Farm-to-table is a phrase that has been thoroughly worn out. Here is what it actually looks like for a Vermont wedding when the catering team plans the menu around what is in season — with concrete dish ideas for every season we cater.
What we mean by farm-to-table in Vermont
We mean two specific things. First, the menu is built backwards from what is actually growing or being raised within driving distance the week of your wedding. Second, the dishes are cooked technique-forward — not piled with garnish to prove their provenance.

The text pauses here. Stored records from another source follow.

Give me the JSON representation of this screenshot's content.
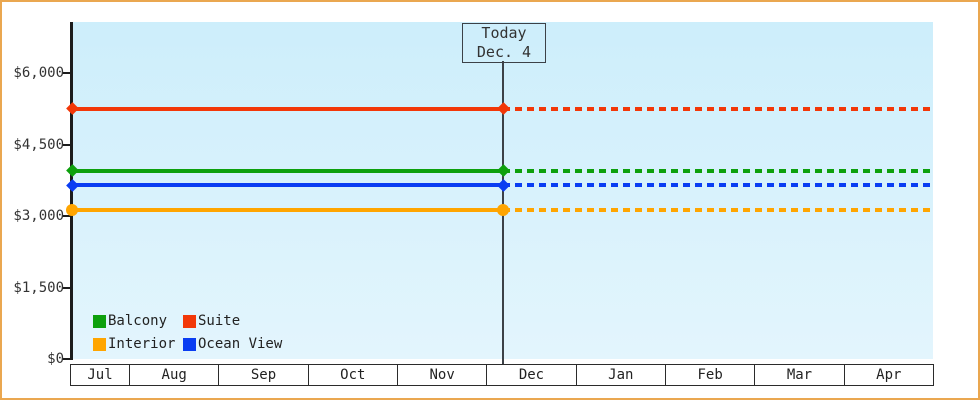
{
  "window": {
    "background_color": "#ffffff",
    "border_color": "#eaa750"
  },
  "chart_data": {
    "type": "line",
    "title": "",
    "xlabel": "",
    "ylabel": "",
    "categories": [
      "Jul",
      "Aug",
      "Sep",
      "Oct",
      "Nov",
      "Dec",
      "Jan",
      "Feb",
      "Mar",
      "Apr"
    ],
    "ylim": [
      0,
      6300
    ],
    "grid": false,
    "plot_background": {
      "top": "#cdeefb",
      "bottom": "#e3f5fd"
    },
    "axis_color": "#1c1c1c",
    "y_ticks": [
      {
        "value": 0,
        "label": "$0"
      },
      {
        "value": 1500,
        "label": "$1,500"
      },
      {
        "value": 3000,
        "label": "$3,000"
      },
      {
        "value": 4500,
        "label": "$4,500"
      },
      {
        "value": 6000,
        "label": "$6,000"
      }
    ],
    "today_annotation": {
      "line1": "Today",
      "line2": "Dec. 4",
      "box_border_color": "#3c4147",
      "line_color": "#3c4147",
      "x_category": "Dec"
    },
    "series": [
      {
        "name": "Suite",
        "color": "#f23708",
        "value": 5250,
        "marker": "diamond",
        "style_before_today": "solid",
        "style_after_today": "dashed"
      },
      {
        "name": "Balcony",
        "color": "#0da00d",
        "value": 3950,
        "marker": "diamond",
        "style_before_today": "solid",
        "style_after_today": "dashed"
      },
      {
        "name": "Ocean View",
        "color": "#0a3df2",
        "value": 3650,
        "marker": "diamond",
        "style_before_today": "solid",
        "style_after_today": "dashed"
      },
      {
        "name": "Interior",
        "color": "#ffa500",
        "value": 3130,
        "marker": "circle",
        "style_before_today": "solid",
        "style_after_today": "dashed"
      }
    ],
    "legend": [
      {
        "name": "Balcony",
        "color": "#0da00d"
      },
      {
        "name": "Suite",
        "color": "#f23708"
      },
      {
        "name": "Interior",
        "color": "#ffa500"
      },
      {
        "name": "Ocean View",
        "color": "#0a3df2"
      }
    ],
    "legend_position": "bottom-left-inside"
  }
}
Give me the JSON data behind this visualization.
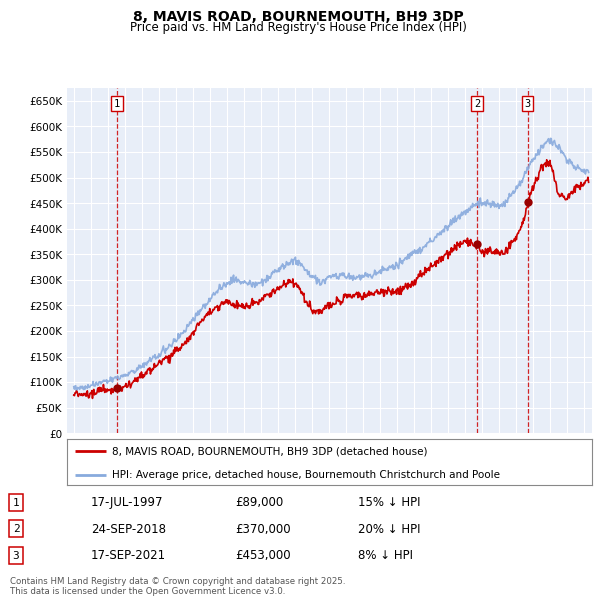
{
  "title": "8, MAVIS ROAD, BOURNEMOUTH, BH9 3DP",
  "subtitle": "Price paid vs. HM Land Registry's House Price Index (HPI)",
  "ylim": [
    0,
    675000
  ],
  "yticks": [
    0,
    50000,
    100000,
    150000,
    200000,
    250000,
    300000,
    350000,
    400000,
    450000,
    500000,
    550000,
    600000,
    650000
  ],
  "ytick_labels": [
    "£0",
    "£50K",
    "£100K",
    "£150K",
    "£200K",
    "£250K",
    "£300K",
    "£350K",
    "£400K",
    "£450K",
    "£500K",
    "£550K",
    "£600K",
    "£650K"
  ],
  "background_color": "#ffffff",
  "plot_bg_color": "#e8eef8",
  "grid_color": "#ffffff",
  "sale_color": "#cc0000",
  "hpi_color": "#88aadd",
  "marker_color": "#990000",
  "purchases": [
    {
      "date_x": 1997.54,
      "price": 89000,
      "label": "1"
    },
    {
      "date_x": 2018.73,
      "price": 370000,
      "label": "2"
    },
    {
      "date_x": 2021.71,
      "price": 453000,
      "label": "3"
    }
  ],
  "legend_sale_label": "8, MAVIS ROAD, BOURNEMOUTH, BH9 3DP (detached house)",
  "legend_hpi_label": "HPI: Average price, detached house, Bournemouth Christchurch and Poole",
  "table_rows": [
    [
      "1",
      "17-JUL-1997",
      "£89,000",
      "15% ↓ HPI"
    ],
    [
      "2",
      "24-SEP-2018",
      "£370,000",
      "20% ↓ HPI"
    ],
    [
      "3",
      "17-SEP-2021",
      "£453,000",
      "8% ↓ HPI"
    ]
  ],
  "footer": "Contains HM Land Registry data © Crown copyright and database right 2025.\nThis data is licensed under the Open Government Licence v3.0.",
  "xmin": 1994.6,
  "xmax": 2025.5
}
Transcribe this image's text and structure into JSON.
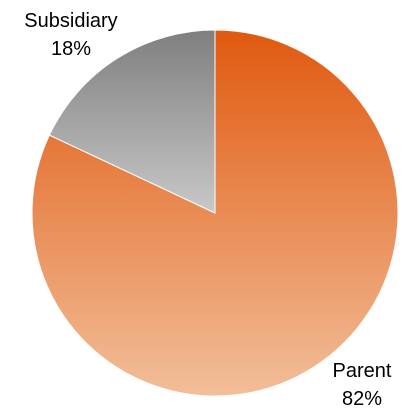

Vermont is uniquely suited to this approach because the farm density in the Connecticut River Valley is genuinely high. Within an hour of our Brattleboro kitchens we have access to pasture-raised beef, lamb, pork, and chicken; cellared root vegetables in winter; greens and asparagus in spring; an absurd peak of tomatoes and corn in summer; and the heritage squash, apples, and cider that define a Vermont fall.
Spring weddings — first greens and lamb
Spring Vermont weddings (May, June) are the moment for ramps, peas, asparagus, and pasture-raised lamb. A spring menu we love:
- Passed hors d'oeuvres: pea and mint crostini, asparagus and prosciutto bundles, smoked-trout deviled eggs
- First course: spring greens with chèvre, pickled rhubarb, and candied walnut
- Plated entrée: Vermont lamb with ramp pesto, fingerling potatoes, and roasted asparagus
- Vegetarian: spring vegetable risotto with peas, asparagus, ramps, and parmesan
- Dessert: strawberry-rhubarb galette with whipped Vermont cream
Summer weddings — tomatoes, corn, and the grill
Summer is heirloom tomatoes, sweet corn, stone fruit, and the wood fire. Tented weddings, lawn weddings, lake-house weddings — all of it benefits from a menu built around the season.
- Cocktail hour: heirloom tomato bruschetta, watermelon-feta skewers, local corn fritters with chipotle aioli
- First course: heirloom tomato salad with mozzarella di bufala and aged balsamic
- Family-style: cedar-plank salmon, herb-grilled chicken, summer succotash, grilled corn salad
- Vegetarian: heirloom tomato tart with herbed ricotta, basil, balsamic glaze
- Dessert: stone-fruit galette, blueberry buckle, honey-lavender panna cotta
Autumn weddings — the peak Vermont season
October Vermont is the busiest wedding month for a reason. The light is unbeatable, the foliage does its job, and the food is at its peak. For a fall wedding menu we lean into squash, root vegetables, slow-roasted meats, and warm spice — ending on apple-cider doughnut cake or maple panna cotta.
We have a dedicated fall wedding menu guide that goes deeper into autumn-specific menu directions if you are planning an October wedding.
Winter weddings — braises, fondue, and warmth
Winter Vermont weddings are smaller, more intimate, and more dramatic. Lean into braises, raclette and fondue stations, root vegetables, and warming desserts. A January wedding can absolutely be farm-to-table — the produce shifts to root cellar storage, and the proteins shift to long, slow Vermont braises.
- Beef short rib braised in red wine with root vegetables and gremolata
- Cider-brined pork loin with apple-fennel slaw and sage jus
- Wild mushroom pappardelle with brown butter and parmesan
- Raclette station with cellared potatoes, cornichons, and Vermont charcuterie
- Sticky toffee pudding with brown-butter ice cream
How we actually build a wedding menu
Here is the working order. We start with your season, your venue, and your service style. We pull the proteins, vegetables, and starches that make sense for that combination. We sketch the cocktail hour, the meal, and the dessert moment. We test the path with a tasting at our Brattleboro location. Then we lock the menu, source it, and build a service plan around it.
The menus that work best are the ones that pick a clear point of view and execute it tightly — not the ones that try to be everything at once.
Frequently Asked Questions
Can our menu accommodate vegan and gluten-free guests?
Always. Every wedding menu we build includes thoughtful vegan, vegetarian, and gluten-free options designed around the same seasonal sourcing — not as afterthoughts.
Do you only source from Vermont farms?
We source as locally as the season allows. In peak summer and fall, the menu can be 80%+ local. In winter, we lean on Vermont root cellars and proteins, with non-local items where they make sense (citrus, certain spices, seafood).